Секунду поколебавшись, секретарь хладнокровно принялся прижимать к креслу руки и ноги «преступника». Каждый поворот заметно проржавевшего винта отдавался металлическим стоном, словно мучения испытывало кресло, а не тот, кто в нем сидел. Мараньон вновь уперся в спинку головой, его лицо оставалось бесстрастным, не выражая ни страдания, ни удовольствия. Наконец старый проржавевший механизм отказался двигаться дальше, и секретарь был вынужден остановиться.

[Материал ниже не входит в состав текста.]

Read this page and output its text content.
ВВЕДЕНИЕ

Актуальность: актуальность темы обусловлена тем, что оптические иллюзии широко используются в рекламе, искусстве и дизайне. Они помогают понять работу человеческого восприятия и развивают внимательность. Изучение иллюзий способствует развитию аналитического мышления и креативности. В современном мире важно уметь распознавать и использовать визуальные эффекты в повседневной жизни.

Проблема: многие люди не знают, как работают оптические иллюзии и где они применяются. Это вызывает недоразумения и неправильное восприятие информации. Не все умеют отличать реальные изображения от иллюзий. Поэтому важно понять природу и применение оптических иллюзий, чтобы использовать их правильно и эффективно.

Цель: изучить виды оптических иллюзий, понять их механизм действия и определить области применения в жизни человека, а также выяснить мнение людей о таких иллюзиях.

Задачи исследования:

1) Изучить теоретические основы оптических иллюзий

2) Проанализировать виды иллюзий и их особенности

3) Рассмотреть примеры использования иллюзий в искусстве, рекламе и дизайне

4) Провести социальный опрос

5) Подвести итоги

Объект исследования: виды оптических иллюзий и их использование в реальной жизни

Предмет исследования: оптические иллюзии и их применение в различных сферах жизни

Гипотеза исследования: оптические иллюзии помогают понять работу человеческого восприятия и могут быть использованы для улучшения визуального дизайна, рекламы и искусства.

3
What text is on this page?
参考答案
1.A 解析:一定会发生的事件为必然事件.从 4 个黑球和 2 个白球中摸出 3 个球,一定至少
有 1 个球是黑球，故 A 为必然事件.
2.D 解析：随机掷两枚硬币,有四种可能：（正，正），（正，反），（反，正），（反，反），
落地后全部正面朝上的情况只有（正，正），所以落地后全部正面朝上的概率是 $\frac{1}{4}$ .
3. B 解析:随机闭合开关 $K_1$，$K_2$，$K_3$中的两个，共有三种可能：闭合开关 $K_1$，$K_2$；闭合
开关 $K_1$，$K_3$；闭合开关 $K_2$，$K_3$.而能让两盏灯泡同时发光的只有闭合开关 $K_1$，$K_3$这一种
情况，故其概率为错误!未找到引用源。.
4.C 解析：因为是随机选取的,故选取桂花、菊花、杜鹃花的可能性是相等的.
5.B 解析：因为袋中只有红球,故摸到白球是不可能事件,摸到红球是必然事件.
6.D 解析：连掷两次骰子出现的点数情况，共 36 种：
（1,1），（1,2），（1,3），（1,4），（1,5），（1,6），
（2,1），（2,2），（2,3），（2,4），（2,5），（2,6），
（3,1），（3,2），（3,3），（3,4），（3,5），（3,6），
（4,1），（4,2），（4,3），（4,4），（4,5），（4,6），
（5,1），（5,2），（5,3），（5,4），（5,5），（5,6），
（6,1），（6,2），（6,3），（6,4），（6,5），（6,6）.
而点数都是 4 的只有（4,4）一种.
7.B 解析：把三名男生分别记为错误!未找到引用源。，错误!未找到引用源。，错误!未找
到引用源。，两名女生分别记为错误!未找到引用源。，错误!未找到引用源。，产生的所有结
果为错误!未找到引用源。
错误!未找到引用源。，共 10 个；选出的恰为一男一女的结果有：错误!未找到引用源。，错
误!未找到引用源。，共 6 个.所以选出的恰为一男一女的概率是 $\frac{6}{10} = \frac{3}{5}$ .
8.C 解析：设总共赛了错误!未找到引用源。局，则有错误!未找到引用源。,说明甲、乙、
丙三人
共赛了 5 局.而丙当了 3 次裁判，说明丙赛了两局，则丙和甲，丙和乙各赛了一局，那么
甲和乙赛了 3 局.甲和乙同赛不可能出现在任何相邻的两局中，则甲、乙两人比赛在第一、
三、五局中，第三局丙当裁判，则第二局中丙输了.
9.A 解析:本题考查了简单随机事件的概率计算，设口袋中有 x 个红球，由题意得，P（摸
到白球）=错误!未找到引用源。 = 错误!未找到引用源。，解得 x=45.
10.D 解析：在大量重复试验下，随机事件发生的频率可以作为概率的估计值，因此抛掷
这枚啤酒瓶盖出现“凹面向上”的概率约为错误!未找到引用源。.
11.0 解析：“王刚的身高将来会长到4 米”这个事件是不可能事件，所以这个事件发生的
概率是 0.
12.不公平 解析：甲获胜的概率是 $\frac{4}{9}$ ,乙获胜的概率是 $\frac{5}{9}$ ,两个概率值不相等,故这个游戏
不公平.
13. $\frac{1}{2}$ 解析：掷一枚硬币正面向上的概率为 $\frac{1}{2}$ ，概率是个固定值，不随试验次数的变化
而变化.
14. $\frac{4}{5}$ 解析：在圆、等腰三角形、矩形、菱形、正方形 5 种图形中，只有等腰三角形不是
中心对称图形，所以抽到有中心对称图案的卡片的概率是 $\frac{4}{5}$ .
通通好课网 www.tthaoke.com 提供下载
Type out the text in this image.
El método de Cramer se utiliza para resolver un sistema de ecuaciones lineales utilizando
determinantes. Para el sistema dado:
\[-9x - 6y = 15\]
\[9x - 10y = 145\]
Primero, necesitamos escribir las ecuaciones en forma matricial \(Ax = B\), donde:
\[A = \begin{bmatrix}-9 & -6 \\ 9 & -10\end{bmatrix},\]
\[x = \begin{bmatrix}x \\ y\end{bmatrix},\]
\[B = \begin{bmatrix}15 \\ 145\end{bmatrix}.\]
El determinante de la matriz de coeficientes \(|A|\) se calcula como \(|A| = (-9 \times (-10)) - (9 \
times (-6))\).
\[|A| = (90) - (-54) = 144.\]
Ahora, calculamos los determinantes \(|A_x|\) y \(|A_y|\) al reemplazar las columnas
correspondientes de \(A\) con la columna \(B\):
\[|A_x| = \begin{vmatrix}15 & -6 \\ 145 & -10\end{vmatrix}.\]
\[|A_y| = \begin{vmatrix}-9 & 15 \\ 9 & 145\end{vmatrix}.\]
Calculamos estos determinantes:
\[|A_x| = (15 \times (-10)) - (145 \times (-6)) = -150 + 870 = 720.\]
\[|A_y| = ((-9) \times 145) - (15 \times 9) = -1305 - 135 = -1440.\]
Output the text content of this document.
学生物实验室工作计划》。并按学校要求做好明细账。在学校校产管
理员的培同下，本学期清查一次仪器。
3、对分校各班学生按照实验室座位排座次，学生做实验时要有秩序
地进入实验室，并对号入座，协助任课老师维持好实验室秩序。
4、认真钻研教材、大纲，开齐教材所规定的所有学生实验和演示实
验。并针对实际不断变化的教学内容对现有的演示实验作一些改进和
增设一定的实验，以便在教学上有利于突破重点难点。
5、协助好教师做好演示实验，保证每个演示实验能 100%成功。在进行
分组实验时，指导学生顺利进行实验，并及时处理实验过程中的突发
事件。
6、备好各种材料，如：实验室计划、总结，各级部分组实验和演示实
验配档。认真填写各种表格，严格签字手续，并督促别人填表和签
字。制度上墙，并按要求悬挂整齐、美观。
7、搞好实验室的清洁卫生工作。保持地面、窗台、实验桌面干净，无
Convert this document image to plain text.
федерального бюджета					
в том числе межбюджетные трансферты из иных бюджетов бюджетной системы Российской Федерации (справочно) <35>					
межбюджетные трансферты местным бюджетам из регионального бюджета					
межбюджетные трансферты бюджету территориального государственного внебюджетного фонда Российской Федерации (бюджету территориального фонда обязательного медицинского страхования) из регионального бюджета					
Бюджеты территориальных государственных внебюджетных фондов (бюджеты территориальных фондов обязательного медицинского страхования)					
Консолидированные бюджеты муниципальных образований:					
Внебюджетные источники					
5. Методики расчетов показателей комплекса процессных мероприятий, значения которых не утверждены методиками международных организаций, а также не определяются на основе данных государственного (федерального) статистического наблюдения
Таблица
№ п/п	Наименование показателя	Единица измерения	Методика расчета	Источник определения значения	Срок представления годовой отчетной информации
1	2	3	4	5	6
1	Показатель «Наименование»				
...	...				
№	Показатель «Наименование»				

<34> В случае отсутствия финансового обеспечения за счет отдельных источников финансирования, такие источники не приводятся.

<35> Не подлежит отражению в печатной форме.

Мараньон, прервав эксперимент, повернул к Даниэлю голову, хотя на самом деле обращался к секретарю, которого не удостоил взглядом.
— Надо как следует смазать механизм. Хорошо, Хайме, можешь меня освободить.
После трех поворотов винта руки и ноги Мараньона зашевелились. И только Даниэль заметил каплю крови, которая, соскользнув с подлокотника, бесшумно упала на пол, оставив там пятно, такое же темное, как пятна плесени на сырых стенах подвала.